The JPMorgan indices are a popular benchmark for money managers that trade and deal in emerging market debt. The indices are used to measure the performance of specific bonds issued by governments that have met JPMorgan’s structural requirements and liquidity standards.

As the index is widely used as an industry benchmark, countries which are not included on the index tend to have relatively less demand for their bonds than would otherwise be the case. Money managers tracking JPMorgan’s index will inevitably not invest in a bond that is not listed on that index.

India has been excluded from the JPMorgan emerging market debt index up until now. This has largely been because of bureaucratic reasons: Indian regulators demand that those investing in Indian assets go through elaborate documentation procedures. 

However, it seems that these issues are on the verge of being resolved and that India will soon be included in the index.

Indeed, JPMorgan’s global head of index research Gloria Kim recently spoke about the prospect of India joining the index. She said that “based on the annual Index Governance Consultation process, market feedback so far has been largely positive, with the majority of our index clients already to set up to trade in the IGB market.”

“As always, there are still teething issues when entering a new market, however we have found these to be related mostly to the operational readiness and flexibility of counterparties and custodians rather than barriers to entry,” she said.

This could have several significant ramifications for Indian markets and the Indian economy. JPMorgan itself has estimated that foreign inflows into India will be between $20-25 billion following its inclusion into the index.

Anubhav Sahu, equity research analyst at Moneycontrol Research in Mumbai, told Disruption Banking that the benefits of these inflows are likely to be profound in several different ways. For one, more cash on Indian bond markets could drive down yields and therefore allow the Indian government to borrow money at a cheaper rate, helping spur investment and economic growth.

“The planned inclusion of India’s local bonds in the JP Morgan’s Government Bond index by June 2024 should lower the cost of borrowings for the economy over the period,” Sahu said. “Inclusion helps in better liquidity for these bonds and therefore positively impacts the country’s macro-economic growth. This in turn helps in lowering risk premium leading to lower yields.”

He also added that these inflows could drive up demand for the rupee, as investors will need to sell their currencies and purchase the Indian rupee in order to purchase rupee-denominated bonds. “The expectation has been for inflows of $30 to $40 billion over the course of the inclusion of Indian bonds in such indices. Significant forex inflows will support the local currency,” Sahu noted.

Harsh Agarwal, a hedge fund manager based in Mumbai, strikes a similar optimistic tone. He told Disruption Banking that “this bodes very well as far as foreign investment flows are concerned.”

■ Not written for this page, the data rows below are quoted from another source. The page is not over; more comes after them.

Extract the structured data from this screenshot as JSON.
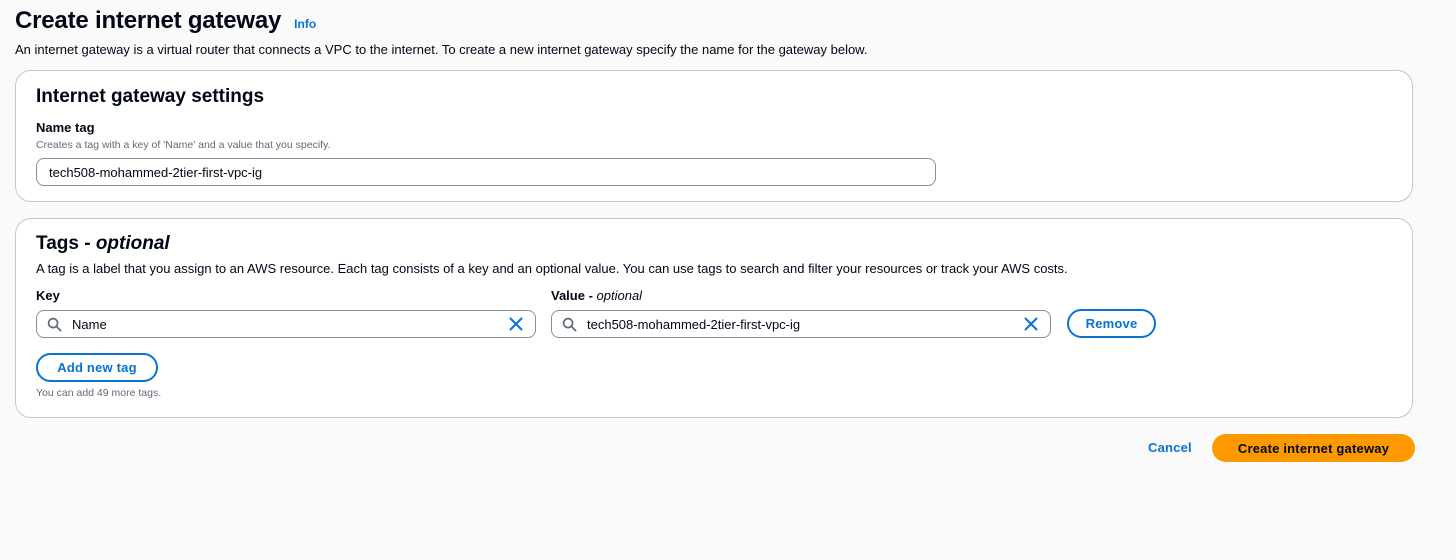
{
  "header": {
    "title": "Create internet gateway",
    "info_label": "Info",
    "description": "An internet gateway is a virtual router that connects a VPC to the internet. To create a new internet gateway specify the name for the gateway below."
  },
  "settings": {
    "title": "Internet gateway settings",
    "name_tag_label": "Name tag",
    "name_tag_hint": "Creates a tag with a key of 'Name' and a value that you specify.",
    "name_tag_value": "tech508-mohammed-2tier-first-vpc-ig"
  },
  "tags": {
    "title": "Tags - ",
    "title_optional": "optional",
    "description": "A tag is a label that you assign to an AWS resource. Each tag consists of a key and an optional value. You can use tags to search and filter your resources or track your AWS costs.",
    "key_label": "Key",
    "value_label": "Value - ",
    "value_label_optional": "optional",
    "rows": [
      {
        "key": "Name",
        "value": "tech508-mohammed-2tier-first-vpc-ig",
        "remove_label": "Remove"
      }
    ],
    "add_label": "Add new tag",
    "remaining_note": "You can add 49 more tags."
  },
  "footer": {
    "cancel_label": "Cancel",
    "create_label": "Create internet gateway"
  },
  "colors": {
    "link": "#0972d3",
    "primary_button": "#ff9900",
    "background": "#fafafa",
    "border": "#c6c6cd"
  },
  "icons": [
    "search-icon",
    "close-icon"
  ]
}
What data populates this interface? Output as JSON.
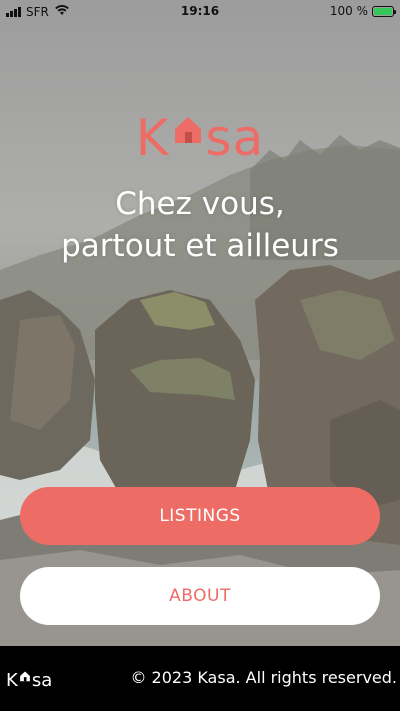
{
  "status_bar": {
    "carrier": "SFR",
    "time": "19:16",
    "battery_percent": "100 %",
    "battery_level": 1.0,
    "icons": [
      "signal-icon",
      "wifi-icon",
      "battery-icon"
    ]
  },
  "hero": {
    "logo_part1": "K",
    "logo_part2": "sa",
    "logo_icon": "house-icon",
    "tagline_line1": "Chez vous,",
    "tagline_line2": "partout et ailleurs"
  },
  "actions": {
    "listings_label": "LISTINGS",
    "about_label": "ABOUT"
  },
  "footer": {
    "logo_part1": "K",
    "logo_part2": "sa",
    "copyright": "© 2023 Kasa. All rights reserved."
  },
  "colors": {
    "brand": "#ee6c66",
    "footer_bg": "#000000",
    "button_secondary_bg": "#ffffff"
  }
}
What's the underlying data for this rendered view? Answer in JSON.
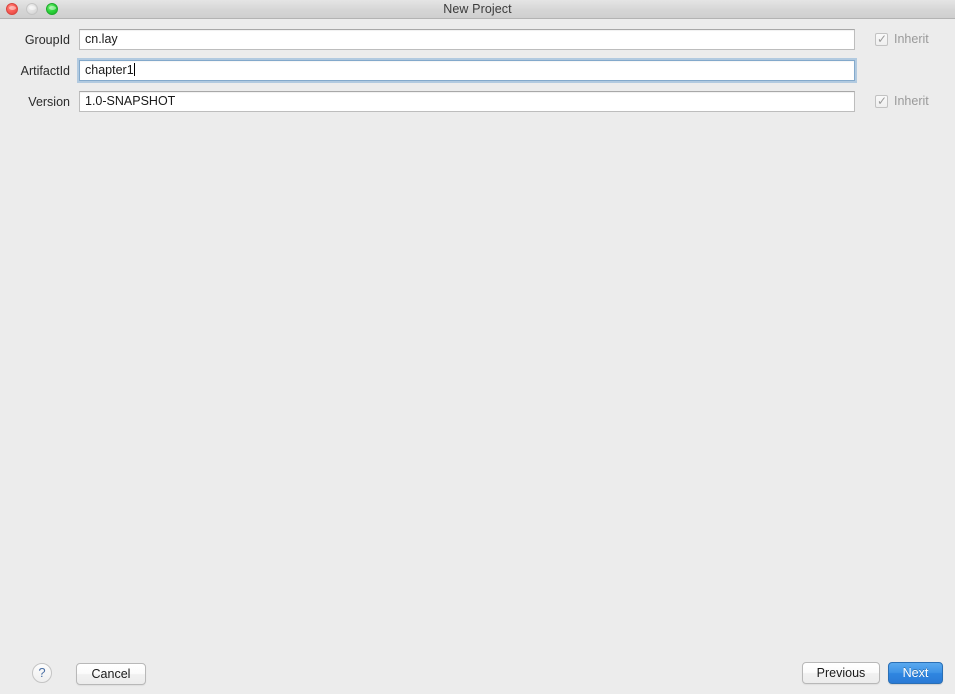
{
  "window": {
    "title": "New Project",
    "traffic_lights": [
      {
        "name": "close",
        "state": "enabled",
        "color": "#fa5e57"
      },
      {
        "name": "minimize",
        "state": "disabled",
        "color": "#e2e2e2"
      },
      {
        "name": "zoom",
        "state": "enabled",
        "color": "#2ed63c"
      }
    ]
  },
  "form": {
    "fields": [
      {
        "label": "GroupId",
        "value": "cn.lay",
        "placeholder": "",
        "focused": false,
        "inherit": {
          "label": "Inherit",
          "checked": true,
          "enabled": false
        }
      },
      {
        "label": "ArtifactId",
        "value": "chapter1",
        "placeholder": "",
        "focused": true,
        "inherit": null
      },
      {
        "label": "Version",
        "value": "1.0-SNAPSHOT",
        "placeholder": "",
        "focused": false,
        "inherit": {
          "label": "Inherit",
          "checked": true,
          "enabled": false
        }
      }
    ]
  },
  "footer": {
    "help_label": "?",
    "cancel_label": "Cancel",
    "previous_label": "Previous",
    "next_label": "Next",
    "next_accent_color": "#3e93e6"
  },
  "glyphs": {
    "checkmark": "✓"
  }
}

“It will lead to both active flows, that are more front-loaded and in part tactical, and passive flows according to India’s weight in the index. Total flows may be $25-30bn in a year’s time,” he added.

“Indian government bonds are very attractive for global investors as they are among the least volatile bonds, coupled with a very stable currency thanks to a consistently improving trade balance outlook for the country. The one catch might be withholding tax on government coupons and claiming credit for the same might be a bit hassle. As an asset manager, I am designing vehicles and strategies to make it easier and more attractive for foreign investors to tap this opportunity.”

The upcoming inclusion of India in JPMorgan’s emerging market debt index potentially reflects some broader facts about the state of the Indian economy. India has now risen to become the world’s fifth largest economy, with India’s National Stock Exchange (NSE) now the world’s largest derivatives exchange by number of contracts traded.

Earlier this year, the Indian stock market briefly overtook Hong Kong’s as the fourth biggest equity market in the world. More and more international hedge funds and financial institutions are seeking greater exposure to Indian markets, particularly those rotating assets out of China but wanting to retain them in the wider Asian market.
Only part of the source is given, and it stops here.